Application of deep learning to genomic datasets is an exciting area that is rapidly developing and is primed to revolutionize genome analysis. We embrace the potential that deep learning holds for understanding genome biology, and we encourage further advances in this area, extending to all aspects of genomics research.
The human genome comprises more than 3 billion base pairs. Recent technological advances have increased the mechanistic understanding of genome biology to an incredible degree. However, the complexity and sheer amount of information contained in DNA and chromatin remain roadblocks to complete understanding of all functions and interactions of the genome. Connecting genotype to phenotype, predicting regulatory function, and classifying mutation types are all areas in which harnessing the vast genomic information from a large number of individuals can lead to new insights. However, working in this large data space is challenging when conventional methods are used. Therefore, new and innovative approaches are needed in genome science to enrich understanding of basic biology and connections to disease.
One exciting and promising approach now being applied in the genomics field is deep learning, a variation of machine learning that uses neural networks to automatically extract novel features from input data. Deep learning has been successfully implemented in areas such as image recognition or robotics (e.g., self-driving cars) and is most useful when large amounts of data are available. In this respect, using deep learning as a tool in the field of genomics is entirely apt. Although it is still in somewhat early stages, deep learning in genomics has the potential to inform fields such as cancer diagnosis and treatment, clinical genetics, crop improvement, epidemiology and public health, population genetics, evolutionary or phylogenetic analyses, and functional genomics.
In this issue, Zou et al. provide a primer on deep learning for genomics (https://doi.org/10.1038/s41588-018-0295-5) that is intended for a broad audience of biologists, bioinformaticians, and computer scientists. The authors include practical guidelines on how to perform deep learning on genomic datasets, and they have compiled a convenient list of resources and tools for researchers. It is our hope that this Perspective will aid the community in adopting deep learning techniques in their genomic analyses when appropriate. The authors have even generated an interactive tutorial demonstrating how to build a convolutional neural network for discovery of DNA-binding motifs. Because this is a relatively new and rapidly developing field, we recognize that this list is not exhaustive, but we consider it to be a good starting point for those who wish to learn more about applying deep learning methods to their datasets.
Functional genomic analysis is the field in which deep learning has made the most inroads to date. The availability of vast troves of data of various types (DNA, RNA, methylation, chromatin accessibility, histone modifications, chromosome interactions, and so forth) ensures that there are enough training datasets to build accurate prediction models relating to gene expression, genomic regulation, or variant interpretation. Other features such as identification of long noncoding RNAs or splice-site prediction can also be analyzed. As more data become available, better models will be able to be trained, thus resulting in even more precise and accurate predictions of genomic features and functions.
Although deep learning holds enormous promise for advancing new discoveries in genomics, it also should be implemented mindfully and with appropriate caution. Deep learning should be applied to biological datasets of sufficient size, usually on the order of thousands of samples. The ‘black box’ nature of deep neural networks is an intrinsic property and does not necessarily lend itself well to complete understanding or transparency. Subtle variations in the input data can have outsized effects and must be controlled for as well as possible. Importantly, deep learning methods should be compared with simpler machine learning models with fewer parameters to ensure that the additional model complexity afforded by deep learning has not led to overfitting of the data. Depending on the type and size of the datasets being analyzed and the questions being asked, deep learning can either offer benefits or introduce more uncertainty.

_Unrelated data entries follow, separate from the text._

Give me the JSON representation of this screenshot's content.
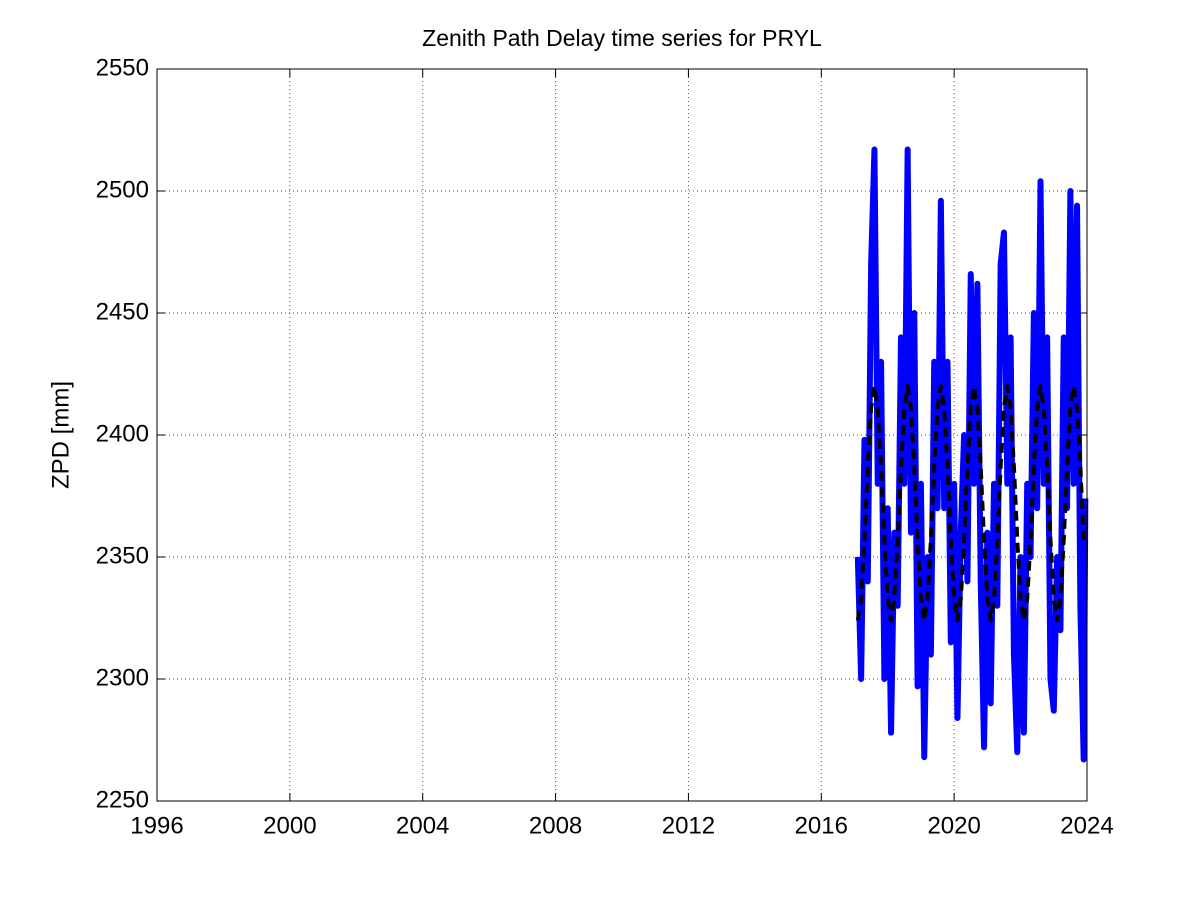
{
  "chart_data": {
    "type": "line",
    "title": "Zenith Path Delay time series for PRYL",
    "ylabel": "ZPD [mm]",
    "xlim": [
      1996,
      2024
    ],
    "xticks": [
      1996,
      2000,
      2004,
      2008,
      2012,
      2016,
      2020,
      2024
    ],
    "ylim": [
      2250,
      2550
    ],
    "yticks": [
      2250,
      2300,
      2350,
      2400,
      2450,
      2500,
      2550
    ],
    "grid": true,
    "series": [
      {
        "color": "#0000ff",
        "dash": false,
        "x": [
          2017.1,
          2017.2,
          2017.3,
          2017.4,
          2017.5,
          2017.6,
          2017.7,
          2017.8,
          2017.9,
          2018.0,
          2018.1,
          2018.2,
          2018.3,
          2018.4,
          2018.5,
          2018.6,
          2018.7,
          2018.8,
          2018.9,
          2019.0,
          2019.1,
          2019.2,
          2019.3,
          2019.4,
          2019.5,
          2019.6,
          2019.7,
          2019.8,
          2019.9,
          2020.0,
          2020.1,
          2020.2,
          2020.3,
          2020.4,
          2020.5,
          2020.6,
          2020.7,
          2020.8,
          2020.9,
          2021.0,
          2021.1,
          2021.2,
          2021.3,
          2021.4,
          2021.5,
          2021.6,
          2021.7,
          2021.8,
          2021.9,
          2022.0,
          2022.1,
          2022.2,
          2022.3,
          2022.4,
          2022.5,
          2022.6,
          2022.7,
          2022.8,
          2022.9,
          2023.0,
          2023.1,
          2023.2,
          2023.3,
          2023.4,
          2023.5,
          2023.6,
          2023.7,
          2023.8,
          2023.9,
          2023.95
        ],
        "values": [
          2350,
          2300,
          2398,
          2340,
          2470,
          2517,
          2380,
          2430,
          2300,
          2370,
          2278,
          2360,
          2330,
          2440,
          2380,
          2517,
          2360,
          2450,
          2297,
          2380,
          2268,
          2350,
          2310,
          2430,
          2370,
          2496,
          2370,
          2430,
          2315,
          2380,
          2284,
          2360,
          2400,
          2340,
          2466,
          2380,
          2462,
          2340,
          2272,
          2360,
          2290,
          2380,
          2330,
          2470,
          2483,
          2380,
          2440,
          2310,
          2270,
          2350,
          2278,
          2380,
          2350,
          2450,
          2370,
          2504,
          2380,
          2440,
          2300,
          2287,
          2350,
          2320,
          2440,
          2370,
          2500,
          2380,
          2494,
          2330,
          2267,
          2374
        ]
      },
      {
        "color": "#000000",
        "dash": true,
        "x": [
          2017.1,
          2017.2,
          2017.3,
          2017.4,
          2017.5,
          2017.6,
          2017.7,
          2017.8,
          2017.9,
          2018.0,
          2018.1,
          2018.2,
          2018.3,
          2018.4,
          2018.5,
          2018.6,
          2018.7,
          2018.8,
          2018.9,
          2019.0,
          2019.1,
          2019.2,
          2019.3,
          2019.4,
          2019.5,
          2019.6,
          2019.7,
          2019.8,
          2019.9,
          2020.0,
          2020.1,
          2020.2,
          2020.3,
          2020.4,
          2020.5,
          2020.6,
          2020.7,
          2020.8,
          2020.9,
          2021.0,
          2021.1,
          2021.2,
          2021.3,
          2021.4,
          2021.5,
          2021.6,
          2021.7,
          2021.8,
          2021.9,
          2022.0,
          2022.1,
          2022.2,
          2022.3,
          2022.4,
          2022.5,
          2022.6,
          2022.7,
          2022.8,
          2022.9,
          2023.0,
          2023.1,
          2023.2,
          2023.3,
          2023.4,
          2023.5,
          2023.6,
          2023.7,
          2023.8,
          2023.9
        ],
        "values": [
          2324,
          2333,
          2357,
          2387,
          2411,
          2420,
          2411,
          2387,
          2357,
          2333,
          2324,
          2333,
          2357,
          2387,
          2411,
          2420,
          2411,
          2387,
          2357,
          2333,
          2324,
          2333,
          2357,
          2387,
          2411,
          2420,
          2411,
          2387,
          2357,
          2333,
          2324,
          2333,
          2357,
          2387,
          2411,
          2420,
          2411,
          2387,
          2357,
          2333,
          2324,
          2333,
          2357,
          2387,
          2411,
          2420,
          2411,
          2387,
          2357,
          2333,
          2324,
          2333,
          2357,
          2387,
          2411,
          2420,
          2411,
          2387,
          2357,
          2333,
          2324,
          2333,
          2357,
          2387,
          2411,
          2420,
          2411,
          2387,
          2357
        ]
      }
    ]
  }
}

Even with these caveats, there is great potential for deep learning methods to make substantial contributions to the understanding of gene regulation, genome organization, and mutation effects. Beyond being applied to functional genomics, deep learning can also be applied to larger questions relating to health and disease or other areas in which genomic information is used, such as plant or population genomics. We are eager to embrace deep learning methods as an established tool for genomic analysis, and we look forward with great anticipation to the new insights that will emerge from these applications.